🤖 AI Summary
To address inefficiency, high memory overhead, and instability in deep off-policy TD learning—caused by target networks and large-capacity replay buffers—this paper proposes PQN, an online Q-learning algorithm that eliminates both target networks and experience replay. We provide the first theoretical proof that normalization techniques (e.g., LayerNorm) ensure convergence of off-policy TD methods. By integrating vectorized parallel sampling with a lightweight online Q-learning architecture, PQN achieves stable and efficient end-to-end training. On standard benchmarks—including Atari, Craftax, and SMAX—PQN matches or exceeds the performance of state-of-the-art methods such as Rainbow, PPO-RNN, and QMix, while training up to 50× faster than conventional DQN and maintaining competitive sample efficiency.
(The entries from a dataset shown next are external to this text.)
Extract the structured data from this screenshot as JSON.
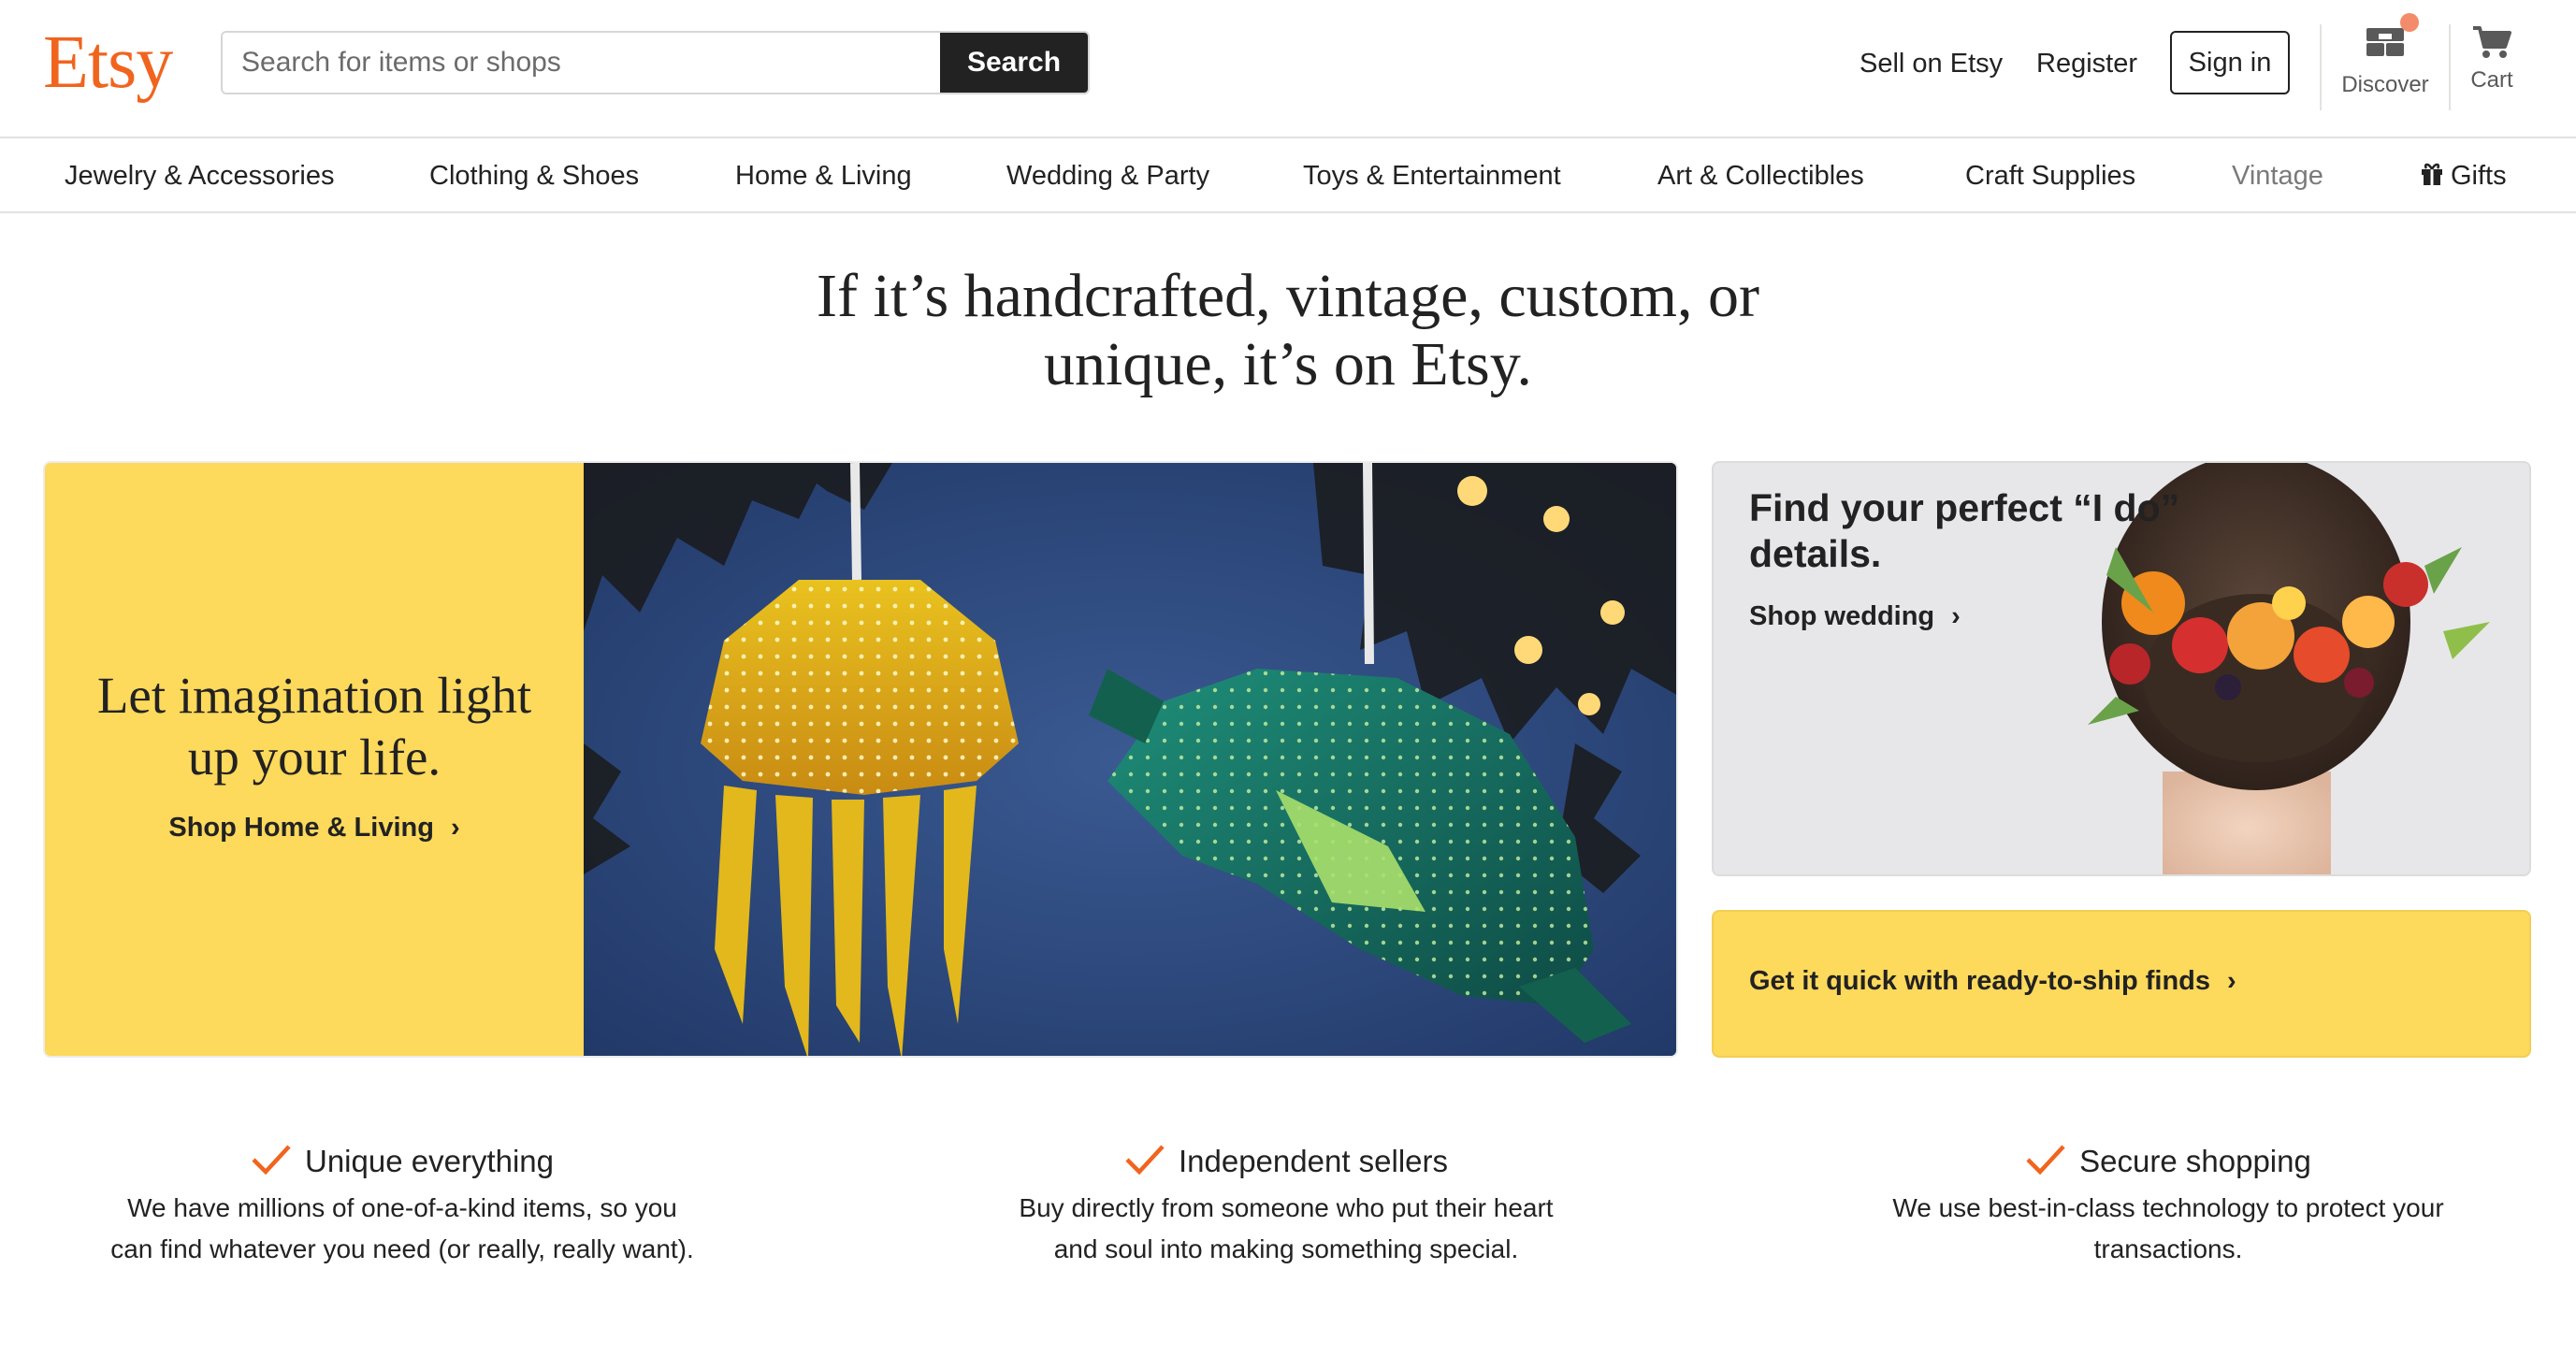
{
  "header": {
    "logo": "Etsy",
    "search": {
      "placeholder": "Search for items or shops",
      "button_label": "Search"
    },
    "links": {
      "sell": "Sell on Etsy",
      "register": "Register",
      "sign_in": "Sign in"
    },
    "discover_label": "Discover",
    "cart_label": "Cart"
  },
  "categories": [
    "Jewelry & Accessories",
    "Clothing & Shoes",
    "Home & Living",
    "Wedding & Party",
    "Toys & Entertainment",
    "Art & Collectibles",
    "Craft Supplies",
    "Vintage",
    "Gifts"
  ],
  "headline": {
    "line1": "If it’s handcrafted, vintage, custom, or",
    "line2": "unique, it’s on Etsy."
  },
  "hero": {
    "title_line1": "Let imagination light",
    "title_line2": "up your life.",
    "link": "Shop Home & Living"
  },
  "wedding_card": {
    "title_line1": "Find your perfect “I do”",
    "title_line2": "details.",
    "link": "Shop wedding"
  },
  "ship_card": {
    "link": "Get it quick with ready-to-ship finds"
  },
  "value_props": [
    {
      "title": "Unique everything",
      "line1": "We have millions of one-of-a-kind items, so you",
      "line2": "can find whatever you need (or really, really want)."
    },
    {
      "title": "Independent sellers",
      "line1": "Buy directly from someone who put their heart",
      "line2": "and soul into making something special."
    },
    {
      "title": "Secure shopping",
      "line1": "We use best-in-class technology to protect your",
      "line2": "transactions."
    }
  ],
  "colors": {
    "brand": "#f1641e",
    "promo_yellow": "#fdd95c",
    "text": "#222222"
  }
}
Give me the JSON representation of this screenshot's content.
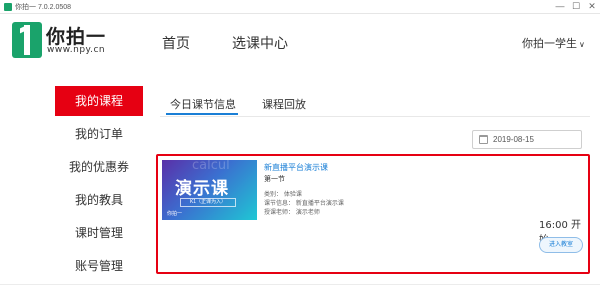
{
  "window": {
    "title": "你拍一 7.0.2.0508",
    "minimize": "—",
    "maximize": "☐",
    "close": "✕"
  },
  "logo": {
    "name": "你拍一",
    "url": "www.npy.cn",
    "brand_color": "#1aa36b"
  },
  "nav": {
    "home": "首页",
    "course_select": "选课中心",
    "user": "你拍一学生",
    "user_caret": "∨"
  },
  "sidebar": {
    "items": [
      {
        "label": "我的课程",
        "active": true
      },
      {
        "label": "我的订单",
        "active": false
      },
      {
        "label": "我的优惠券",
        "active": false
      },
      {
        "label": "我的教具",
        "active": false
      },
      {
        "label": "课时管理",
        "active": false
      },
      {
        "label": "账号管理",
        "active": false
      }
    ],
    "active_color": "#e60012"
  },
  "tabs": {
    "today": "今日课节信息",
    "replay": "课程回放",
    "active_color": "#1a7fd6"
  },
  "date_picker": {
    "value": "2019-08-15",
    "icon": "calendar-icon"
  },
  "course": {
    "thumbnail": {
      "title": "演示课",
      "subtitle": "K1（正课为入）",
      "brand": "你拍一"
    },
    "name": "新直播平台演示课",
    "lesson": "第一节",
    "info": {
      "category": "类别：  体验课",
      "lesson_info": "课节信息：  新直播平台演示课",
      "teacher": "授课老师：  演示老师"
    },
    "start_time": "16:00 开始",
    "enter_button": "进入教室"
  }
}
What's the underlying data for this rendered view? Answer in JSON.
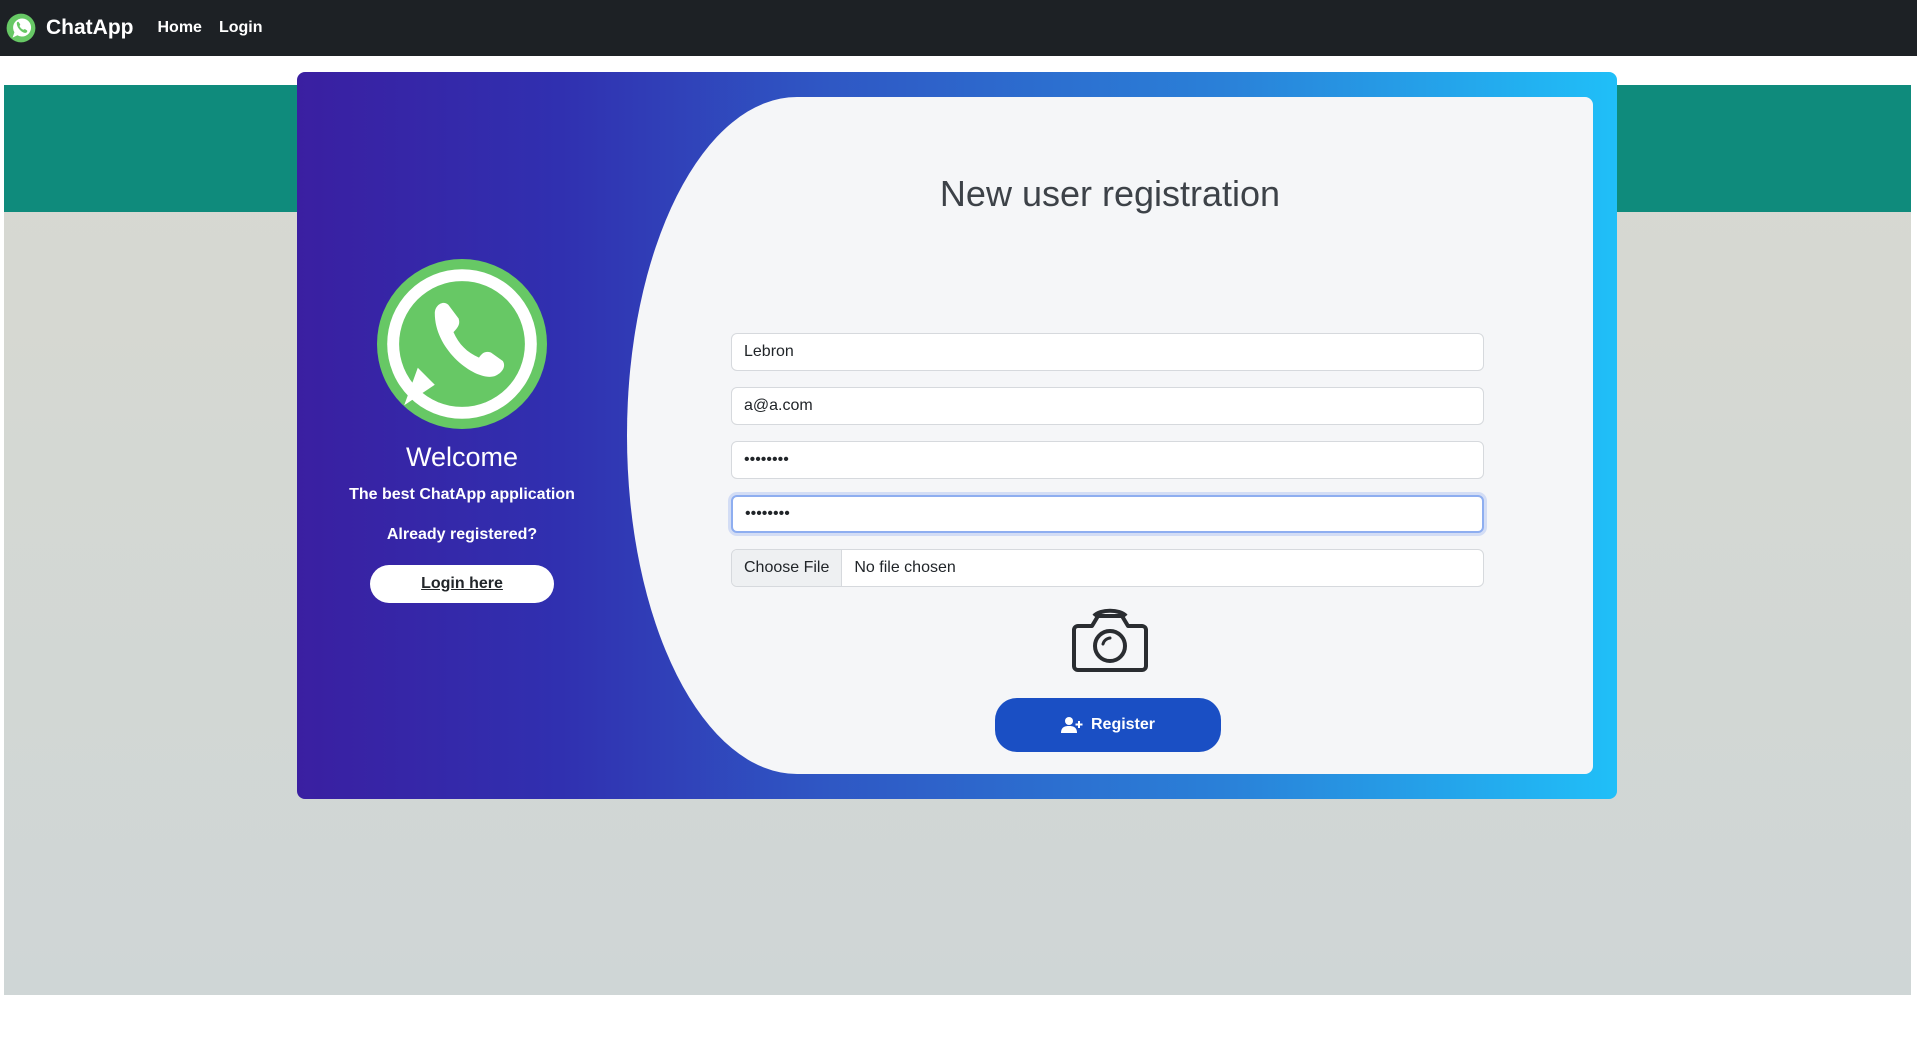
{
  "navbar": {
    "brand": "ChatApp",
    "links": {
      "home": "Home",
      "login": "Login"
    }
  },
  "welcome_panel": {
    "heading": "Welcome",
    "tagline": "The best ChatApp application",
    "prompt": "Already registered?",
    "login_button": "Login here"
  },
  "form": {
    "title": "New user registration",
    "name_value": "Lebron",
    "email_value": "a@a.com",
    "password_value": "••••••••",
    "confirm_password_value": "••••••••",
    "file_button": "Choose File",
    "file_status": "No file chosen",
    "register_button": "Register"
  },
  "icons": {
    "brand": "whatsapp-logo-icon",
    "welcome": "whatsapp-logo-icon",
    "photo": "camera-icon",
    "register": "user-plus-icon"
  },
  "colors": {
    "navbar": "#1d2125",
    "teal_band": "#0f8b7c",
    "card_gradient_start": "#3a1fa1",
    "card_gradient_end": "#20bff8",
    "register_button": "#1a4fc4",
    "whatsapp_green": "#67c865"
  }
}
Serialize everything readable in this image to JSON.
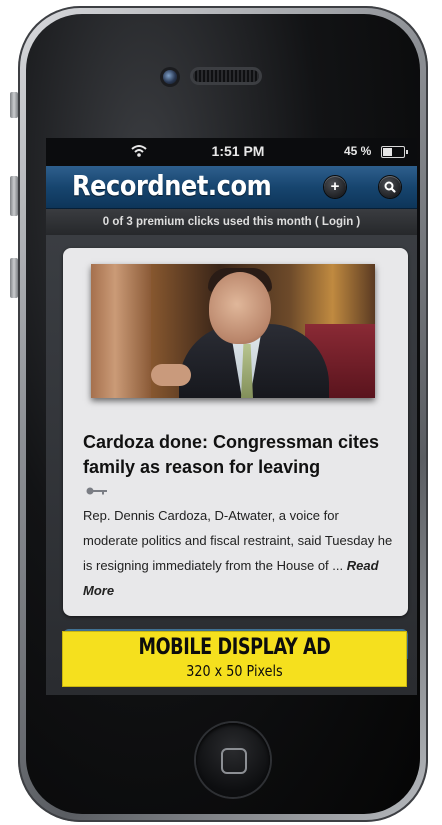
{
  "status_bar": {
    "time": "1:51 PM",
    "battery_text": "45 %",
    "battery_level": 0.45
  },
  "header": {
    "logo": "Recordnet.com",
    "add_icon": "plus-icon",
    "search_icon": "search-icon",
    "brand_color": "#1b4a75"
  },
  "promo_bar": {
    "text": "0 of 3 premium clicks used this month ( Login )"
  },
  "article": {
    "headline": "Cardoza done: Congressman cites family as reason for leaving",
    "summary": "Rep. Dennis Cardoza, D-Atwater, a voice for moderate politics and fiscal restraint, said Tuesday he is resigning immediately from the House of ... ",
    "read_more": "Read More",
    "premium_icon": "key-icon"
  },
  "ad": {
    "title": "MOBILE DISPLAY AD",
    "size": "320 x 50 Pixels",
    "color": "#f5e01e"
  }
}
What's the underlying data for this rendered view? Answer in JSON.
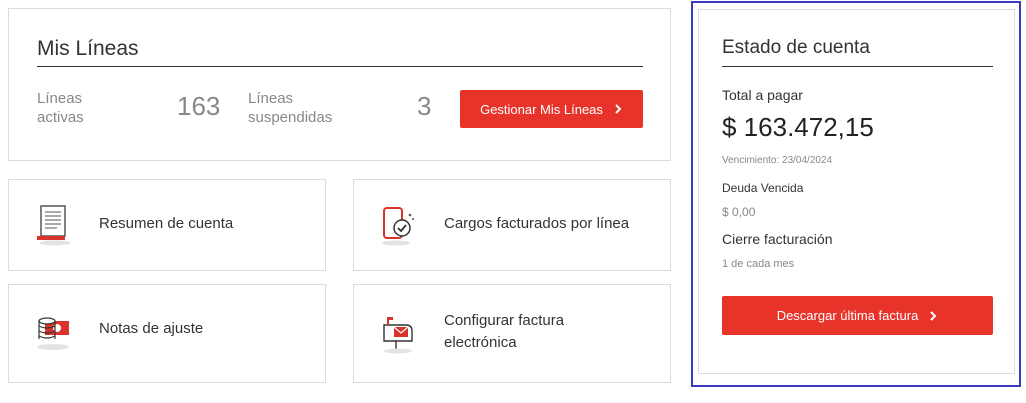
{
  "mis_lineas": {
    "title": "Mis Líneas",
    "activas_label_1": "Líneas",
    "activas_label_2": "activas",
    "activas_count": "163",
    "suspendidas_label_1": "Líneas",
    "suspendidas_label_2": "suspendidas",
    "suspendidas_count": "3",
    "button_label": "Gestionar Mis Líneas"
  },
  "tiles": [
    {
      "label": "Resumen de cuenta",
      "icon": "document-icon"
    },
    {
      "label": "Cargos facturados por línea",
      "icon": "phone-check-icon"
    },
    {
      "label": "Notas de ajuste",
      "icon": "coins-icon"
    },
    {
      "label_line1": "Configurar factura",
      "label_line2": "electrónica",
      "icon": "mailbox-icon"
    }
  ],
  "estado": {
    "title": "Estado de cuenta",
    "total_label": "Total a pagar",
    "total_value": "$ 163.472,15",
    "vencimiento": "Vencimiento: 23/04/2024",
    "deuda_label": "Deuda Vencida",
    "deuda_value": "$ 0,00",
    "cierre_label": "Cierre facturación",
    "cierre_value": "1 de cada mes",
    "button_label": "Descargar última factura"
  },
  "colors": {
    "accent": "#e8332a",
    "highlight_border": "#3b3bbf"
  }
}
This work revitalizes the Q-learning paradigm, demonstrating that simple, stable, and scalable off-policy deep RL is attainable without architectural crutches like target networks or replay buffers—offering a novel, principled pathway for off-policy deep reinforcement learning.
📝 Abstract
Q-learning played a foundational role in the field reinforcement learning (RL). However, TD algorithms with off-policy data, such as Q-learning, or nonlinear function approximation like deep neural networks require several additional tricks to stabilise training, primarily a large replay buffer and target networks. Unfortunately, the delayed updating of frozen network parameters in the target network harms the sample efficiency and, similarly, the large replay buffer introduces memory and implementation overheads. In this paper, we investigate whether it is possible to accelerate and simplify off-policy TD training while maintaining its stability. Our key theoretical result demonstrates for the first time that regularisation techniques such as LayerNorm can yield provably convergent TD algorithms without the need for a target network or replay buffer, even with off-policy data. Empirically, we find that online, parallelised sampling enabled by vectorised environments stabilises training without the need for a large replay buffer. Motivated by these findings, we propose PQN, our simplified deep online Q-Learning algorithm. Surprisingly, this simple algorithm is competitive with more complex methods like: Rainbow in Atari, PPO-RNN in Craftax, QMix in Smax, and can be up to 50x faster than traditional DQN without sacrificing sample efficiency. In an era where PPO has become the go-to RL algorithm, PQN reestablishes off-policy Q-learning as a viable alternative.